Gandhi was travelling from Durban to Pretoria on a first class ticket for official purposes. While he was seated in the first class compartment, a European man called the railway authorities and asked for the man looking like a 'coolie' to be removed from the coach.

When the Indian man refused to move out of the coach, he was thrown out by the railways authorities at the Pietermaritzburg railway station.

The incident led him to develop his Satyagraha principles of peaceful resistance and mobilise people in South Africa and in India against the discriminatory rules of the British.

He remained in South Africa and launched various campaigns against the white regime. He founded the Natal Indian Congress to fight against the discrimination of Indians in South Africa and was soon regarded as their leader.
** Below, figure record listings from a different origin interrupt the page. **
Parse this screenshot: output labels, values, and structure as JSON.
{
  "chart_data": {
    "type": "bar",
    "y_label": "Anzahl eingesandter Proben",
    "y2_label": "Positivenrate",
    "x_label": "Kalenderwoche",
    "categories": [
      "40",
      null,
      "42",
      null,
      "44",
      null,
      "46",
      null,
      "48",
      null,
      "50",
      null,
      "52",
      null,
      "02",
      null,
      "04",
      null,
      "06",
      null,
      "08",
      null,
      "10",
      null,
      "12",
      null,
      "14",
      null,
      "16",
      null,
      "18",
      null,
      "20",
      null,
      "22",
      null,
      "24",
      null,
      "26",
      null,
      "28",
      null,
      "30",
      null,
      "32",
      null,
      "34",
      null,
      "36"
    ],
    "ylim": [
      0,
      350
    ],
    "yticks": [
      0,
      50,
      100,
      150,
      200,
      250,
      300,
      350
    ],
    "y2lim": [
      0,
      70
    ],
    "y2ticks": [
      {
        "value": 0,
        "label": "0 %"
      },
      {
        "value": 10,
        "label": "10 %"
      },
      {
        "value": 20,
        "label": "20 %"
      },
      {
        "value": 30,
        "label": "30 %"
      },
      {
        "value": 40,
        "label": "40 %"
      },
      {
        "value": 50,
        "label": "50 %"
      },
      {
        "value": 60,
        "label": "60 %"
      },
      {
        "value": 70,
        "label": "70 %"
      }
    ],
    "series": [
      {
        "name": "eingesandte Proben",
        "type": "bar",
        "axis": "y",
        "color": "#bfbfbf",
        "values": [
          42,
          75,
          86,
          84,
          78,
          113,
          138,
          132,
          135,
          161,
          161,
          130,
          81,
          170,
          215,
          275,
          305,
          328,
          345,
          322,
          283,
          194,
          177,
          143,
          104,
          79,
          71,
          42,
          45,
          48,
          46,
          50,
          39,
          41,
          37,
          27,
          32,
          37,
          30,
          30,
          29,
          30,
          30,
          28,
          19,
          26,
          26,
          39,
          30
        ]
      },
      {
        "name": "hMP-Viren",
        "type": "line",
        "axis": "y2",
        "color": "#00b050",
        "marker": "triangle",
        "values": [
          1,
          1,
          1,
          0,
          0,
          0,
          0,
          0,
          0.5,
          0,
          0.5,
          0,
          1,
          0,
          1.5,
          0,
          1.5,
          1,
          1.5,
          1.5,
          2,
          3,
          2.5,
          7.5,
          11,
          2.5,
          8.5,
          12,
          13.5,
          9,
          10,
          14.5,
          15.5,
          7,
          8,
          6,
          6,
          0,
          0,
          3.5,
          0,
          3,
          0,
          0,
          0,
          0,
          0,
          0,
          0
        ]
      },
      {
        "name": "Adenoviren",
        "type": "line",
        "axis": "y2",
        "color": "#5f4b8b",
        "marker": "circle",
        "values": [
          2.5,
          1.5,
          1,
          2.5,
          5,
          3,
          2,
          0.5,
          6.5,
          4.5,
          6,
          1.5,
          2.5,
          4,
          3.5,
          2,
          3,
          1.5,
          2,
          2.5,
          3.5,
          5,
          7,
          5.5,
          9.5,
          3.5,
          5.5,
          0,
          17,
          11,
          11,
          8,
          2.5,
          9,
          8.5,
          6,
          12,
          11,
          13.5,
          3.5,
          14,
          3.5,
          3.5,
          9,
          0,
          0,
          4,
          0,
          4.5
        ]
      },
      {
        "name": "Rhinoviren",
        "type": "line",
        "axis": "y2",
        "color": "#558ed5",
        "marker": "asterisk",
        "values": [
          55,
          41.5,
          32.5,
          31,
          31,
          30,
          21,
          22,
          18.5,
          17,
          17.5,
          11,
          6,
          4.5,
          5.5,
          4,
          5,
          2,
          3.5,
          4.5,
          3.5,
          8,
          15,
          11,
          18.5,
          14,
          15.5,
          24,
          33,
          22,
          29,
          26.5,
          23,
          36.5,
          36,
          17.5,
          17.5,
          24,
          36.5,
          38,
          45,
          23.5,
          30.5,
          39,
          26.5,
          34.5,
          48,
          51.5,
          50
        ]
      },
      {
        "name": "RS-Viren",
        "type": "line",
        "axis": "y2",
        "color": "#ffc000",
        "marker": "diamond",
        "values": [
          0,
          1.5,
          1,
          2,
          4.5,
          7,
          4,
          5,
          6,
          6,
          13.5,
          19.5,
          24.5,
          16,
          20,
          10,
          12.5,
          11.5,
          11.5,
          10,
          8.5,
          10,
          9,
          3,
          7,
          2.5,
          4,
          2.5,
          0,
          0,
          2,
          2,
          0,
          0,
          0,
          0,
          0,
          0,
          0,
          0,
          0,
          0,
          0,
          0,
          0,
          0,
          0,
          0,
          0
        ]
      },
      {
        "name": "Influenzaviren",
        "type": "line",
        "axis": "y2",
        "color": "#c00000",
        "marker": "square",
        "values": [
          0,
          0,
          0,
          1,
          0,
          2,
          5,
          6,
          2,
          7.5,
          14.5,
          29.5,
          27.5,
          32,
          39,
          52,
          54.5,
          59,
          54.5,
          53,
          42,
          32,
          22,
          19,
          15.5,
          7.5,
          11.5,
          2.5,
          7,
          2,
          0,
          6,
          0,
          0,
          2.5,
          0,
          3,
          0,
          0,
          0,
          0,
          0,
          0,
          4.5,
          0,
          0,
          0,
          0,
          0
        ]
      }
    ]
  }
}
It was in South Africa that Gandhi honed his skills in satyagraha.

While he left South Africa in 1914, Pietermaritzburg honoured him by renaming the railway station after Gandhi on his 142nd birth anniversary in 2011.

The film, a co-production between India and South Africa, was made in 1996, soon after Nelson Mandela ascended to the position of South Africa's first democratically-elected President.

Directed by Shyam Benegal and based on the book Apprenticeship of a Mahatma by the late freedom activist Prof. Fatima Meer, the film recalls the incident and developments thereafter as Gandhiji decided to forego worldly life and started up the Phoenix Settlement commune in Phoenix near Durban and also Tolstoy Farm near Johannesburg.